Turkish PM says deportation is crime against humanity
ANKARA
AA Photo
Turkish Prime Minister Ahmet Davutoğlu has said he has already highlighted that deportation is a crime against humanity, less than a day earlier his former interior minister, Efkan Ala, said that what the Ottoman Empire did to the Armenians a century ago was not “genocide” but deportation.“I am not comparing the pain [of the people],” Davutoğlu said during a televised interview on TV 24 late on April 21.
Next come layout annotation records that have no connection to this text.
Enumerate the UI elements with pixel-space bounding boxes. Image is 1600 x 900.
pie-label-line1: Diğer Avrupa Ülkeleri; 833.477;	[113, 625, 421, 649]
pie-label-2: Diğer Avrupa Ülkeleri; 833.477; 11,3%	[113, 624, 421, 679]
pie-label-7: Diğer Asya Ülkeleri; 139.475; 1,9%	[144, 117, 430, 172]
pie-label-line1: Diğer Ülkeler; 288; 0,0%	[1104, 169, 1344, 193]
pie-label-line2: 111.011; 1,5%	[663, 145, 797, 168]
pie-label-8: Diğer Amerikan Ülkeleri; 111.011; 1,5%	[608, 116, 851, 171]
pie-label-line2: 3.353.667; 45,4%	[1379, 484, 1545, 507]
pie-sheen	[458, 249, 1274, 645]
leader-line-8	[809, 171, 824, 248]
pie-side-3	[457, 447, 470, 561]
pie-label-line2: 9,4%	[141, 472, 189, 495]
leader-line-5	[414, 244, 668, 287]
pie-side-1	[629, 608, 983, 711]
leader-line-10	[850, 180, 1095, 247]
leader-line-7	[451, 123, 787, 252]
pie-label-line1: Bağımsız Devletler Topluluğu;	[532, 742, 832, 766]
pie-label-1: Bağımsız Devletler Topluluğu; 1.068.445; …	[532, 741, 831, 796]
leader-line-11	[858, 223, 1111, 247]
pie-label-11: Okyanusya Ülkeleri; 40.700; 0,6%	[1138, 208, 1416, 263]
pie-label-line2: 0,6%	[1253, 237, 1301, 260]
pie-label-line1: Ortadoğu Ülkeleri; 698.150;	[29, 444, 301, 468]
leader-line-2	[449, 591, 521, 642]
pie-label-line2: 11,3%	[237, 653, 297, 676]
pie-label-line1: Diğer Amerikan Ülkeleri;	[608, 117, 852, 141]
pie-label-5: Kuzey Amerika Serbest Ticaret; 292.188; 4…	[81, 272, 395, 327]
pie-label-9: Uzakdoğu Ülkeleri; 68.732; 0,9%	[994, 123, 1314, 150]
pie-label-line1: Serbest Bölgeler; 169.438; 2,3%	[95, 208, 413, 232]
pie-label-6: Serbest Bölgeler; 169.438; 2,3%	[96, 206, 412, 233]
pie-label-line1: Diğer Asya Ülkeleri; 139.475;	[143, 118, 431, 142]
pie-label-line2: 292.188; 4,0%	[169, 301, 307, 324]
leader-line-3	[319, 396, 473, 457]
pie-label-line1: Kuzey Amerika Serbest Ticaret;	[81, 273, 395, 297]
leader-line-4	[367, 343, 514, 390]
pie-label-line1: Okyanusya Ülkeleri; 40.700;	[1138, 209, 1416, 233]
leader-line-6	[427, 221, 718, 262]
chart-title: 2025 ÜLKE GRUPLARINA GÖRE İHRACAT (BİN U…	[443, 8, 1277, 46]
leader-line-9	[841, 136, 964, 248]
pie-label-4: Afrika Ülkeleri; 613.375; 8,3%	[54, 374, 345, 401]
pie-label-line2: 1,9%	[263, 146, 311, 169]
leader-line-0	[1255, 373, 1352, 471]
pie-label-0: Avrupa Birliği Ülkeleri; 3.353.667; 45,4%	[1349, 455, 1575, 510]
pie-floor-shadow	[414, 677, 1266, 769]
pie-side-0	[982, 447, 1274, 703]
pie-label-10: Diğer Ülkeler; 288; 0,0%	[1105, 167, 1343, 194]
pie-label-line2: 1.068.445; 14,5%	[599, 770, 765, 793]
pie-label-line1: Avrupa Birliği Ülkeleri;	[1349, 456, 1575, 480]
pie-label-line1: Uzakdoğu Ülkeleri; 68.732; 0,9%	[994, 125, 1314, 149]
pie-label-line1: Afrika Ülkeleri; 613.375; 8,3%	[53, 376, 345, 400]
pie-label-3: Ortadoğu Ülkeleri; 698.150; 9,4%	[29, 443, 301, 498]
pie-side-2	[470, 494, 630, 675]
“I have made open-hearted remarks on the issue. I said deportation is a crime against humanity, wherever it is,” he said, adding that he expressed his views to the president of the European Parliament, Martin Schulz, before a vote at parliament, which decided to recognize the killing of Armenians 100 years ago in Anatolia as a “genocide.”
Schulz told Davutoğlu on April 17 that he “understands” Ankara’s reaction to the motion approved on April 15.
President Recep Tayyip Erdoğan said even before the vote took place that he would ignore the result.
Davutoğlu said he never hesitated to express such things openly on the matter. “But if we are to talk about history, let’s speak about which tribes were destroyed under [European and American] colonial administrations. If these issues are to be discussed, then no one in the world can look in the face of the other.”
But Ala, who technically resigned from his post last month as he will run for parliament in the upcoming elections in June, said in the eastern province of Kars on April 22 that the Ottomans did not conduct a genocide against the Armenians but merely deported them.
“They are accusing us of genocide, and they are making such decisions,” he said, referring to the recent European Parliament motion.
“We deported them; deported,” he said.
Kars, along with neighboring Erzurum where Ala is running, is one of the Anatolian provinces from which the Armenian community was deported.